Inhibition of calcium‐activated, phospholipid‐dependent protein kinase (protein kinase C) activity in sphingolipidoses

Abstract

Sphingolipidoses arise as a consequence of a deficiency of specific lysosomal enzymes involved in the catabolism of particular sphingolipids. As a result lipid compounds, specific for each disease, accumulate progressively in tissues in which synthesis and/or degradation are most active, e.g. brain, liver and spleen.

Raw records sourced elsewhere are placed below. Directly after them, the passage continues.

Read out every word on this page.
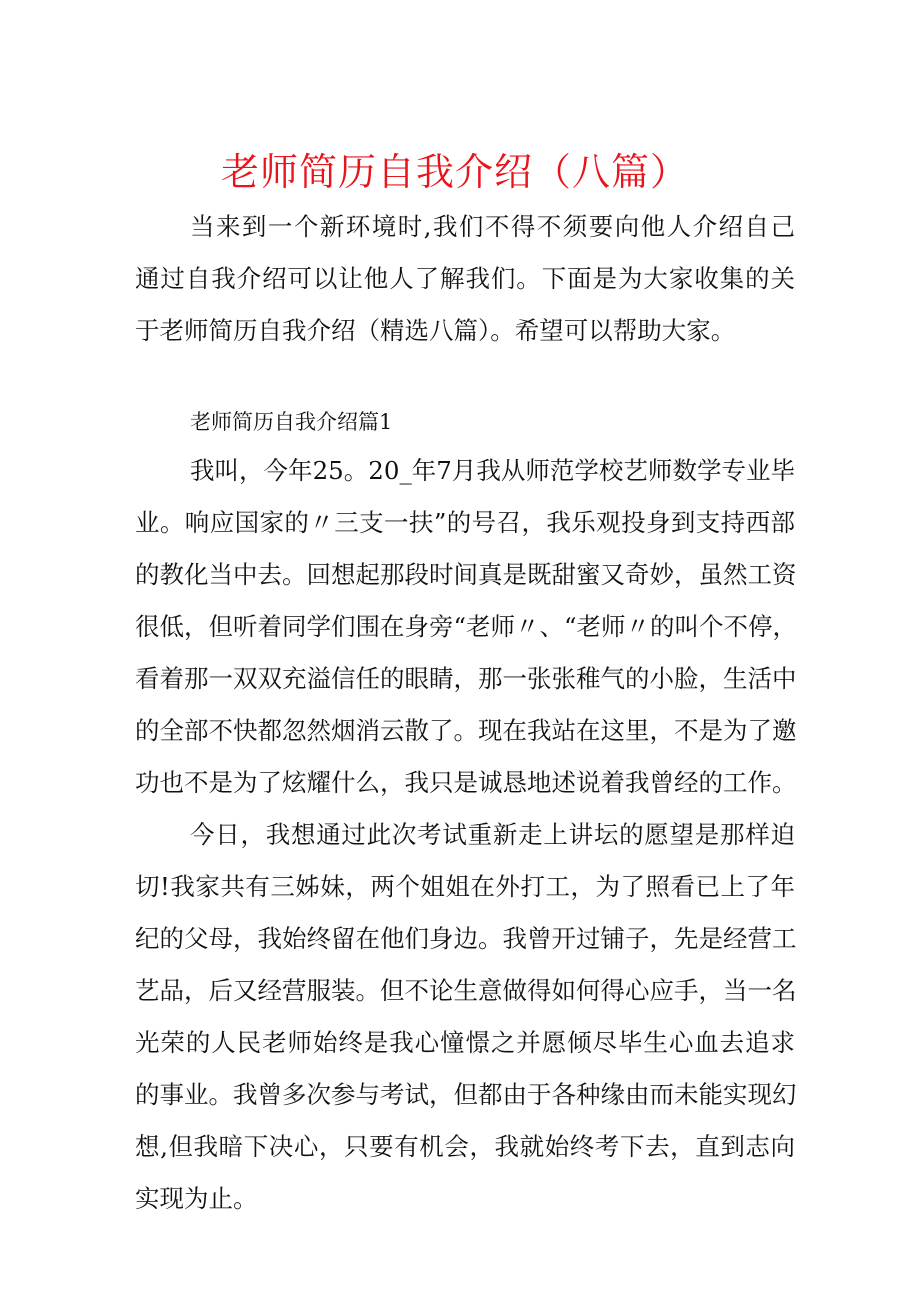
老师简历自我介绍（八篇）
当来到一个新环境时,我们不得不须要向他人介绍自己
通过自我介绍可以让他人了解我们。下面是为大家收集的关
于老师简历自我介绍（精选八篇）。希望可以帮助大家。
老师简历自我介绍篇1
我叫，今年25。20_年7月我从师范学校艺师数学专业毕
业。响应国家的〃三支一扶”的号召，我乐观投身到支持西部
的教化当中去。回想起那段时间真是既甜蜜又奇妙，虽然工资
很低，但听着同学们围在身旁“老师〃、“老师〃的叫个不停，
看着那一双双充溢信任的眼睛，那一张张稚气的小脸，生活中
的全部不快都忽然烟消云散了。现在我站在这里，不是为了邀
功也不是为了炫耀什么，我只是诚恳地述说着我曾经的工作。
今日，我想通过此次考试重新走上讲坛的愿望是那样迫
切!我家共有三姊妹，两个姐姐在外打工，为了照看已上了年
纪的父母，我始终留在他们身边。我曾开过铺子，先是经营工
艺品，后又经营服装。但不论生意做得如何得心应手，当一名
光荣的人民老师始终是我心憧憬之并愿倾尽毕生心血去追求
的事业。我曾多次参与考试，但都由于各种缘由而未能实现幻
想,但我暗下决心，只要有机会，我就始终考下去，直到志向
实现为止。
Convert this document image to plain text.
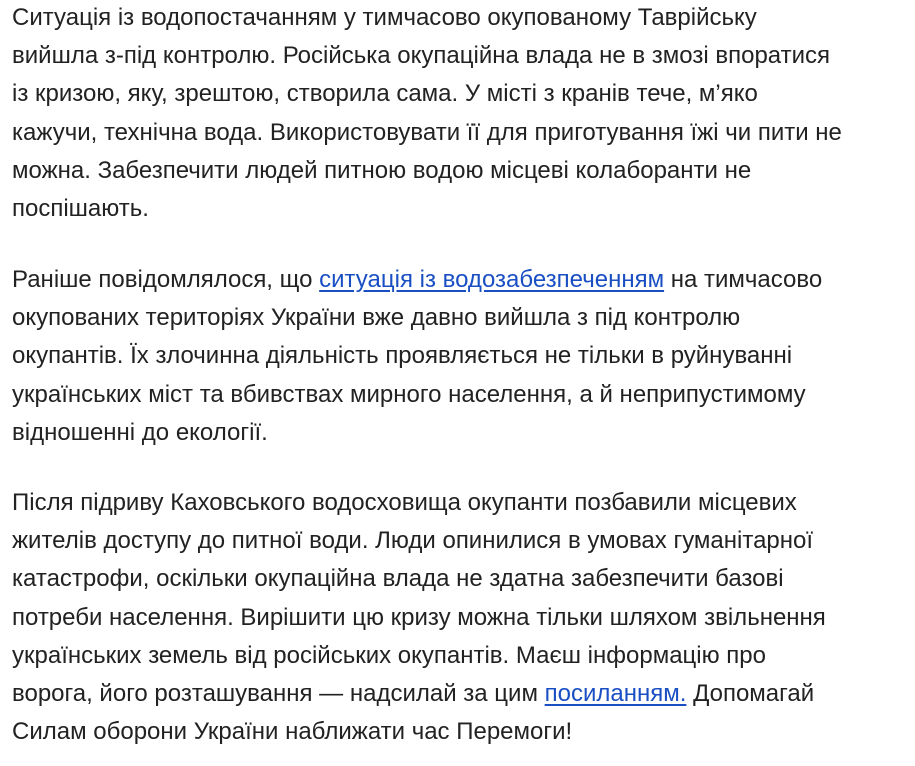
Ситуація із водопостачанням у тимчасово окупованому Таврійську
вийшла з-під контролю. Російська окупаційна влада не в змозі впоратися
із кризою, яку, зрештою, створила сама. У місті з кранів тече, м’яко
кажучи, технічна вода. Використовувати її для приготування їжі чи пити не
можна. Забезпечити людей питною водою місцеві колаборанти не
поспішають.

Раніше повідомлялося, що ситуація із водозабезпеченням на тимчасово
окупованих територіях України вже давно вийшла з під контролю
окупантів. Їх злочинна діяльність проявляється не тільки в руйнуванні
українських міст та вбивствах мирного населення, а й неприпустимому
відношенні до екології.

Після підриву Каховського водосховища окупанти позбавили місцевих
жителів доступу до питної води. Люди опинилися в умовах гуманітарної
катастрофи, оскільки окупаційна влада не здатна забезпечити базові
потреби населення. Вирішити цю кризу можна тільки шляхом звільнення
українських земель від російських окупантів. Маєш інформацію про
ворога, його розташування — надсилай за цим посиланням. Допомагай
Силам оборони України наближати час Перемоги!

Additional changes found in the brain tissue of patients with a neurodegenerative phenotype include neuronal degeneration, brain atrophy, gliosis and demyelination. In these patients, symptoms and signs appear during the first year of life, with loss of developmental qualifications which had been obtained at an earlier age. To date the underlying mechanism linking the sphingolipid accumulation, the histopathology and the functional derangement of cellular processes leading to neurological dysfunction has not been elucidated. Sphingolipids are complex lipids which contain sphingosine (or a related base) as their backbone. Lysosphingolipids differ from their parental sphingolipids by not having the amide-linked fatty acid at the 2-amino position of the sphingoid base. Sphingolipids and lysosphingolipids are degraded by the same catabolic enzymes (Eto et al., 1974), thus a genetic deficiency in one such enzyme results in the accumulation of the two classes of compounds. Lysosphingolipids are toxic to cells, but the mechanism of this cytotoxicity is not known. Results of several recent studies indicate that sphingosine (Hannun et al., 1986), lysosphingotipids (Hannun and Bell, 1987) and gangliosides (Kreutter et al., 1987) inhibit the activity of calcium-activated, phospholipid-dependent protein kinase (protein kinase C). Protein kinase C is a ubiquitous serine and threonine kinase which is tightly linked to the phosphatidylinositol/calcium signal transduction pathway, and has been implicated in the regulation of a large variety of cellular processes (Nishizuka, 1986). In view of the observation that lysosphingolipids modulate protein kinase C activity, by which they could affect cell regulation and cell function, Hannun and Bell (1987) suggested that this finding represents the missing functional link between the accumulation of sphingolipids and the pathogenesis of the sphingolipidoses. This paper provides preliminary evidence in support of this hypothesis.